Nous y allons encore plusieurs minutes.

« Papa? » elle dit. « Maintenant, encore une chose que je veux de toi. »

« Qu’est-ce que c’est, ma chérie ? » Je demande.

« Je veux que tu baises mon trou du cul », dit-elle.

« Êtes-vous sûr? » Je demande.

« Oui. »

« D’accord. »

Toujours penchée sur le lit, je crache sur son trou du cul, pour l’humidifier un peu. Ensuite, j’enfonce lentement ma bite jusqu’à ce que je sois à la base de mon arbre.

« Est-ce que ça fait mal? » Je demande.

« Juste un peu », dit-elle. « Mais allez-y. »

J’ai poussé d’avant en arrière. Elle gémit.

« C’est ça, papa, » dit-elle. « Continuez. Plus fort. »

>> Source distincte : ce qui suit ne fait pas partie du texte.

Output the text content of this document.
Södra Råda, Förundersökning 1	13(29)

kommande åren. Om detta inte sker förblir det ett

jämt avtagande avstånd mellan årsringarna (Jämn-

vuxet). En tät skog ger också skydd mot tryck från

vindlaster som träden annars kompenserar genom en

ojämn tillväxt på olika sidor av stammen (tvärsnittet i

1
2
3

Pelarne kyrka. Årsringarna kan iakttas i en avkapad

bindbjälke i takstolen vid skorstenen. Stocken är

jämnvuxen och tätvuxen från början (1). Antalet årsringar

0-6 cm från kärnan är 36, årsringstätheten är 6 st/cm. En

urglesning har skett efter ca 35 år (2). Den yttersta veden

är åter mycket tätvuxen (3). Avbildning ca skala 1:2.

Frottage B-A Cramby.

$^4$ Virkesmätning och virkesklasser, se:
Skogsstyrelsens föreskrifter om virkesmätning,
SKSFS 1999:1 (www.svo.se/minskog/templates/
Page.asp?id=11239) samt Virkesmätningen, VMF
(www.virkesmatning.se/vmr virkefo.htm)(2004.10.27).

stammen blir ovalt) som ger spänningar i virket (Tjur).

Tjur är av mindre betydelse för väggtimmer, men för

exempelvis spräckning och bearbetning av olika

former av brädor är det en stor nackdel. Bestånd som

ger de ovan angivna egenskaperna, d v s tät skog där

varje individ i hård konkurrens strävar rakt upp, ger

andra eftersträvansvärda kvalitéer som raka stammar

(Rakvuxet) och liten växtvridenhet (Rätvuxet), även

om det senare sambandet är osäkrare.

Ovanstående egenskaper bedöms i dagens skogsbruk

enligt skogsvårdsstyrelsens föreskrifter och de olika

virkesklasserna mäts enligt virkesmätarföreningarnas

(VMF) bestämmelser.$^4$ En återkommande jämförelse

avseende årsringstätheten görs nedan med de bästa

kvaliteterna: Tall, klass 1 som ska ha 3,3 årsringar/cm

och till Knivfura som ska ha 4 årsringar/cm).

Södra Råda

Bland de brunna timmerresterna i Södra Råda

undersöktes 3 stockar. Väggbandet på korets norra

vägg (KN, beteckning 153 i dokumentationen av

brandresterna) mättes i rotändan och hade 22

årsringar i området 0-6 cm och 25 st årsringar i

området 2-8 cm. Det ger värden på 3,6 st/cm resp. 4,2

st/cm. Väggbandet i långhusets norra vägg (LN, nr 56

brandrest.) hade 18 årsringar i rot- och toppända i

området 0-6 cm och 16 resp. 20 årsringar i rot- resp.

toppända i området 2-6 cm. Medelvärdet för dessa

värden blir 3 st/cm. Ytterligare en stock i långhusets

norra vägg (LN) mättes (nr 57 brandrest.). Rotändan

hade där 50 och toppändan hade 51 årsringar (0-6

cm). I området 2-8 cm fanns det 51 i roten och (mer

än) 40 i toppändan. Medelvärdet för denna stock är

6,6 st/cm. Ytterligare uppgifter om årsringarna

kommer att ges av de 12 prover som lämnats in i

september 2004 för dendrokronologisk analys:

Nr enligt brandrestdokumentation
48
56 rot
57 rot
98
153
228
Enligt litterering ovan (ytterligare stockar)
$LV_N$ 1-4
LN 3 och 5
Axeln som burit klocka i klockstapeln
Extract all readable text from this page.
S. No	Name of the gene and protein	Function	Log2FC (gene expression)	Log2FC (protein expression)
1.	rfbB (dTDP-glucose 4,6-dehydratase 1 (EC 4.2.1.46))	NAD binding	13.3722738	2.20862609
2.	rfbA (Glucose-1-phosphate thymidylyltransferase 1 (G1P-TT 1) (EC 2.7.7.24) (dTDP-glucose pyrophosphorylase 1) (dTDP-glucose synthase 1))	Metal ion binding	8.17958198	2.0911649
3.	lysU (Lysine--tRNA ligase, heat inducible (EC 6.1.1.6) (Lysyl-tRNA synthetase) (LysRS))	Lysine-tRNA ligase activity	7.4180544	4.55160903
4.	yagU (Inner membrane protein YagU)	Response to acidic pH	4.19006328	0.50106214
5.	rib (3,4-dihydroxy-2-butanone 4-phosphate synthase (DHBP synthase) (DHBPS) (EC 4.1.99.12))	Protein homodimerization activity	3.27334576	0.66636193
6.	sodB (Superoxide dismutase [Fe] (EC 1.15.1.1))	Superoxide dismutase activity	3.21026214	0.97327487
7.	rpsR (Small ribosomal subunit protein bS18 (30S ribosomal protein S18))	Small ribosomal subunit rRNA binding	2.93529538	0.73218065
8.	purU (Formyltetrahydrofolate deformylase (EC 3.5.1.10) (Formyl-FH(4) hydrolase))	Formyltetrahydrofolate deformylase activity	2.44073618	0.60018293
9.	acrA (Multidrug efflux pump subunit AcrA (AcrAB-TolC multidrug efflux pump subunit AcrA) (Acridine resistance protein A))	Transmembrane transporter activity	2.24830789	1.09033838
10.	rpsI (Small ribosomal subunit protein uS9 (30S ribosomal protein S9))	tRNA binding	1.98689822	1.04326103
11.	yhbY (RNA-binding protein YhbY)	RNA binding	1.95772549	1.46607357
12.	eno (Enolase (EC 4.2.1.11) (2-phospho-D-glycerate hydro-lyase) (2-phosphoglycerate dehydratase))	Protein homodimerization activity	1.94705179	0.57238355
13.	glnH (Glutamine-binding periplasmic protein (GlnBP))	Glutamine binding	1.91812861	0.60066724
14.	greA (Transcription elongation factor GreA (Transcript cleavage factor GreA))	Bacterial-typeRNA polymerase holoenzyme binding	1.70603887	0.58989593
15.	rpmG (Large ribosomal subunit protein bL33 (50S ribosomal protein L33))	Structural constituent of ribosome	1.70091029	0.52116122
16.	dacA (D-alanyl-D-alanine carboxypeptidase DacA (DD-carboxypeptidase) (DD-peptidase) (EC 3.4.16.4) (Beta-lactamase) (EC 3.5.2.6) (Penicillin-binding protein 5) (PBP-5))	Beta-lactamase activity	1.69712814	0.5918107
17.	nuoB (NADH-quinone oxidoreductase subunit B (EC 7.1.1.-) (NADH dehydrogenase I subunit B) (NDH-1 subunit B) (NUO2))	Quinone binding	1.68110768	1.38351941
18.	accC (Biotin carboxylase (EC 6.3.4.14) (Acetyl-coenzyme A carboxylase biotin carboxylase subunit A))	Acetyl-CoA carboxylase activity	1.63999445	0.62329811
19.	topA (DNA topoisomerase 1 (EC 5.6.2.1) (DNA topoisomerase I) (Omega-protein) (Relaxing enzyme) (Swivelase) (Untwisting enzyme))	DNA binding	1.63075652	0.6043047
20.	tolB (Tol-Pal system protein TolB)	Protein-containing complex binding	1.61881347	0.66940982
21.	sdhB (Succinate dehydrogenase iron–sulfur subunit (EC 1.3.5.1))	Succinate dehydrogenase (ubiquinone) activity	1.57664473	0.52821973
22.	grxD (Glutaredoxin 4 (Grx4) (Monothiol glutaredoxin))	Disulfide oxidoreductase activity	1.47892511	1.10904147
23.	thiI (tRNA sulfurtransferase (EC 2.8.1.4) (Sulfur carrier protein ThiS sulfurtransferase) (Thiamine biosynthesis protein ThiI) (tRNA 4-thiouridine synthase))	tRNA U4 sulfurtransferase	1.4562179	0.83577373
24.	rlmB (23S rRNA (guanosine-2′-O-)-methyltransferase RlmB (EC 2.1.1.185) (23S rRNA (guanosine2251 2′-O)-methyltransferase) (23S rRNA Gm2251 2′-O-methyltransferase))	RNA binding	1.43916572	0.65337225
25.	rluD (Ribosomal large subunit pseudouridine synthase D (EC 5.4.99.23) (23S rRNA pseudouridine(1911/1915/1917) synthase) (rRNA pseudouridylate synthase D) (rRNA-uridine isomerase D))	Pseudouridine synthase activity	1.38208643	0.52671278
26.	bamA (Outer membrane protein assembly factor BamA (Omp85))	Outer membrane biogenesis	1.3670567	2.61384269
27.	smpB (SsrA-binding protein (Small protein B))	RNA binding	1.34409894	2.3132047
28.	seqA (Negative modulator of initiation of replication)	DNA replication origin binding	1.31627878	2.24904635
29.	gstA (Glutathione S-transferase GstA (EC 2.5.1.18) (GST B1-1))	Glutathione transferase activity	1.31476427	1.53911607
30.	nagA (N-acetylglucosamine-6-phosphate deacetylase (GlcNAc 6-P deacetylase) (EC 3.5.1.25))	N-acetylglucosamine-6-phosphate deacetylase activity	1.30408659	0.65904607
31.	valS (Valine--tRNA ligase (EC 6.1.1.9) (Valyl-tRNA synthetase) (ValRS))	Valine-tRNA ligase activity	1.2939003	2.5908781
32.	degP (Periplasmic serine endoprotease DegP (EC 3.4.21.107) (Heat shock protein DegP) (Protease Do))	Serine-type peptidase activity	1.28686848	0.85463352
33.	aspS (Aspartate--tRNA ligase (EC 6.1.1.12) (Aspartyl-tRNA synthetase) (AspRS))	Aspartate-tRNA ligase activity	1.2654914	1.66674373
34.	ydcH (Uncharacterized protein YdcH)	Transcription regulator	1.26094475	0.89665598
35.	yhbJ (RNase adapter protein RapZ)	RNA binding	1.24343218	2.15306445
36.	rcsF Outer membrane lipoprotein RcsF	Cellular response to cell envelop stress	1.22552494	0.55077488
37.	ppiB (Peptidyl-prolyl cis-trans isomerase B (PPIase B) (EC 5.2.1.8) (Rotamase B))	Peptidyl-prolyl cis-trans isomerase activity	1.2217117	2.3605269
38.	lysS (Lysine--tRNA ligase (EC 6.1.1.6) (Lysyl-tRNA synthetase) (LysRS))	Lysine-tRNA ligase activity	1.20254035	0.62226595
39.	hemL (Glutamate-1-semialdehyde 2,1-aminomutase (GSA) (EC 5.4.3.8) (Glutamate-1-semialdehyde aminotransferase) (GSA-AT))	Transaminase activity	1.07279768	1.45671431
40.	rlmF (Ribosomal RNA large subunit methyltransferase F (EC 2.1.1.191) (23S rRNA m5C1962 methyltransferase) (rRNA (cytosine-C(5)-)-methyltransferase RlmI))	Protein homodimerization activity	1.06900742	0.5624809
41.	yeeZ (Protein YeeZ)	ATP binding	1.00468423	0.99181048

Nous continuons pendant plusieurs minutes. Je lui sors ma bite. Elle descend du lit, se met à genoux et me suce encore une fois. Après plusieurs minutes, je jouis dans sa bouche, encore une fois, et elle avale tout, comme elle le faisait avant. Après que nous ayons fini. Elle m’embrasse sur les lèvres, cette fois.

« Joyeux anniversaire, papa, » dit-elle.

« Joyeux anniversaire à toi aussi, » je réponds. « C’était le meilleur cadeau que j’aie jamais reçu. »

« Moi aussi. Maintenant, je dois me préparer pour l’école. Peut-être que plus tard, on recommencera. »

« Ce serait la cerise sur le gâteau. »

Elle attrape son peignoir et s’en va, pendant que je vais dans ma salle de bain pour me doucher.